# Another interesting hobby...



## Diztrbd1 (Apr 21, 2010)

was watching some commercial last night , mentioned something about a city of toothpicks in it so I goggled it and was totally impressed & also have a new found respect for my hobbies lol Anyway, here's a couple links you just have to check out.... hope you enjoy:
Toothpick City II - ToothpickCity.com
ChiHaw's Blog: City of Toothpicks
Funzug.com | Amazing City of Toothpicks | Toothpicks, Architectures, These, Made, Others


----------



## summit (Aug 22, 2010)

Wow, and I thought aquariums took patience!
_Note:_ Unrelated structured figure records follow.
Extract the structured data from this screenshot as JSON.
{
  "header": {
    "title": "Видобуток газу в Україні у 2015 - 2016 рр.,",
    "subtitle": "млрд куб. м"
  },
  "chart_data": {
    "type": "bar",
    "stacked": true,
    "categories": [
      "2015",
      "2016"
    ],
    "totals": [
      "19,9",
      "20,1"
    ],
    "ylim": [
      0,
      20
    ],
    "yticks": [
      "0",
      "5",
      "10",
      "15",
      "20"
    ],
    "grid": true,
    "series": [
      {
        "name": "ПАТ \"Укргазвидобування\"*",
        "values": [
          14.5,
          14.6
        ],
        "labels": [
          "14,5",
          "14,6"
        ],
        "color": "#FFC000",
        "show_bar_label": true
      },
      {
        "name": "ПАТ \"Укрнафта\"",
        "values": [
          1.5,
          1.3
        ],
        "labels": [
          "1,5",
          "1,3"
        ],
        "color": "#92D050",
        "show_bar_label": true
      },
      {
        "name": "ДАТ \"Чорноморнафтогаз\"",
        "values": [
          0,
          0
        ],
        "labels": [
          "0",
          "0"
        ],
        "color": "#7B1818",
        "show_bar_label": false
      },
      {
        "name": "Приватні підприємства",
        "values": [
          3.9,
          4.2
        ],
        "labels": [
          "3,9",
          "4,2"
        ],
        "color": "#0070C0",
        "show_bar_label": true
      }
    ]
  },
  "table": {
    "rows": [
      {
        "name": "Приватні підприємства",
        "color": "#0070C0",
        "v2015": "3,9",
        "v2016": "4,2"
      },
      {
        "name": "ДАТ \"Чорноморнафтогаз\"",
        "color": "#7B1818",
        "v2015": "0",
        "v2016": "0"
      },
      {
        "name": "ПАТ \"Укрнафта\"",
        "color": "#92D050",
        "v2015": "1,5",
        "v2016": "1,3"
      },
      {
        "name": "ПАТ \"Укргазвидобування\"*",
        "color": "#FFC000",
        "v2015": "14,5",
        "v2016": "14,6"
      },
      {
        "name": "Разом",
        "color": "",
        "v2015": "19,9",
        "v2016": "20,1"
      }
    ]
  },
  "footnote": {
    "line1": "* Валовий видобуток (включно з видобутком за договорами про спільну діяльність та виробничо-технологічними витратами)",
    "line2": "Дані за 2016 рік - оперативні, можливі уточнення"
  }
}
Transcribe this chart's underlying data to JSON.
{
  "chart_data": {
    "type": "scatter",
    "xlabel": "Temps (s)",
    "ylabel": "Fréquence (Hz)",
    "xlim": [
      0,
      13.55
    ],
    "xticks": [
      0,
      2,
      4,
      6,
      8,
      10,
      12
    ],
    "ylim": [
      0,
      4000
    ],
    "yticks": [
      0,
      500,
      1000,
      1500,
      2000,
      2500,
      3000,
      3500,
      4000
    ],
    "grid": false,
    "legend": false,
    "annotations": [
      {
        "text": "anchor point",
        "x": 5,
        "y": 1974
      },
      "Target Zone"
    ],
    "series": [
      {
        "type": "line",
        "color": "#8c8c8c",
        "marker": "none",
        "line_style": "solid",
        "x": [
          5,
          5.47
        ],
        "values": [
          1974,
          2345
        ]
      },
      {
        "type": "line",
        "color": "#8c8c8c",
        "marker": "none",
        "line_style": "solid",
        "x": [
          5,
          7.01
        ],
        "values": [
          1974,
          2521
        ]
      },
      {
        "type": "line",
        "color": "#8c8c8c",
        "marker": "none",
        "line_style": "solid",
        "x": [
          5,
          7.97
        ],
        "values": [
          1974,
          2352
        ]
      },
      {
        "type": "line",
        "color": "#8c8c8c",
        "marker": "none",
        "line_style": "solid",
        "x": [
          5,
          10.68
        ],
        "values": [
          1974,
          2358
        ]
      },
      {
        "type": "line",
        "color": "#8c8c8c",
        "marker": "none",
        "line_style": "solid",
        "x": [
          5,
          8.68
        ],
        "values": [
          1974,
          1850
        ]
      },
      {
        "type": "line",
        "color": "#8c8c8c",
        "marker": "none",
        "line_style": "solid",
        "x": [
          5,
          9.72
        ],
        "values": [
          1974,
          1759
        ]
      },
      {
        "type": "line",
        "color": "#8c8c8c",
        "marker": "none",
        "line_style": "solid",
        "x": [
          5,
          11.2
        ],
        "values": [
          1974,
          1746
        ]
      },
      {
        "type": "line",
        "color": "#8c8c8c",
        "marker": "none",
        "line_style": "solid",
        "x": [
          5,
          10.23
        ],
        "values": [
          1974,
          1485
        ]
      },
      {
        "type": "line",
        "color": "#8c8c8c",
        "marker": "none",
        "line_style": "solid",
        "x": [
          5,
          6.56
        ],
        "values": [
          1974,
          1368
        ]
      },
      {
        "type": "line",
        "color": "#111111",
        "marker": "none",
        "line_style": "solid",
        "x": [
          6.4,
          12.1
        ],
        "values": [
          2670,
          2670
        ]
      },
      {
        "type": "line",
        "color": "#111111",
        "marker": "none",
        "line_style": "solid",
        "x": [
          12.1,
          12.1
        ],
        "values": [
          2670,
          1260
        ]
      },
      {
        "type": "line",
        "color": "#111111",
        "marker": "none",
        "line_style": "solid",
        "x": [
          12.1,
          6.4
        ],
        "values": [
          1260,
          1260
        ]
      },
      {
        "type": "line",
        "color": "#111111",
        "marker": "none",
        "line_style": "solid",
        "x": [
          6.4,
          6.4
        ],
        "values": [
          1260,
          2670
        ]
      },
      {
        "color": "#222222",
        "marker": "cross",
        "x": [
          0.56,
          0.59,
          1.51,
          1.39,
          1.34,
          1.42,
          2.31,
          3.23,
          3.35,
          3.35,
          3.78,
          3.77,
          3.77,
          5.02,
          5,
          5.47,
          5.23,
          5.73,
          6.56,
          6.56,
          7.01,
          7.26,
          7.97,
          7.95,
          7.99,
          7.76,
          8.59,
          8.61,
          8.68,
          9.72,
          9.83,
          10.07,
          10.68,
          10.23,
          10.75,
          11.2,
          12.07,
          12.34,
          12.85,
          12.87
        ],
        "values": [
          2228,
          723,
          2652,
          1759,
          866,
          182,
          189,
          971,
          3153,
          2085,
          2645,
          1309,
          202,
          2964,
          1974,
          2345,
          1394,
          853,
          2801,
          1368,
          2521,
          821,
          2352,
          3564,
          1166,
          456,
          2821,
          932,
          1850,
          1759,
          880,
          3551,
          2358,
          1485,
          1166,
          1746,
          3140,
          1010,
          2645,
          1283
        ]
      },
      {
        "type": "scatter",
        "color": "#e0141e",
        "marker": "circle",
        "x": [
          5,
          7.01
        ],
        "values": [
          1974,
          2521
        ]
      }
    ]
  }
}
Those are incredible


----------



## Diztrbd1 (Apr 21, 2010)

my thoughts exactly! lol


----------



## snow (Apr 21, 2010)

I hope they do not live in an earthquake zone.


----------



## slipstream (Apr 25, 2010)

Wow, makes me feel inferior when All I do is make a mini cross out of a toothpick.. LOL


----------



## Sandy Landau (Jun 4, 2010)

totally awesome


----------



## teija (Sep 30, 2010)

Wow!! That is a much more fun use than just cleaning teeth


----------



## target (Apr 21, 2010)

Those are very impressive.


----------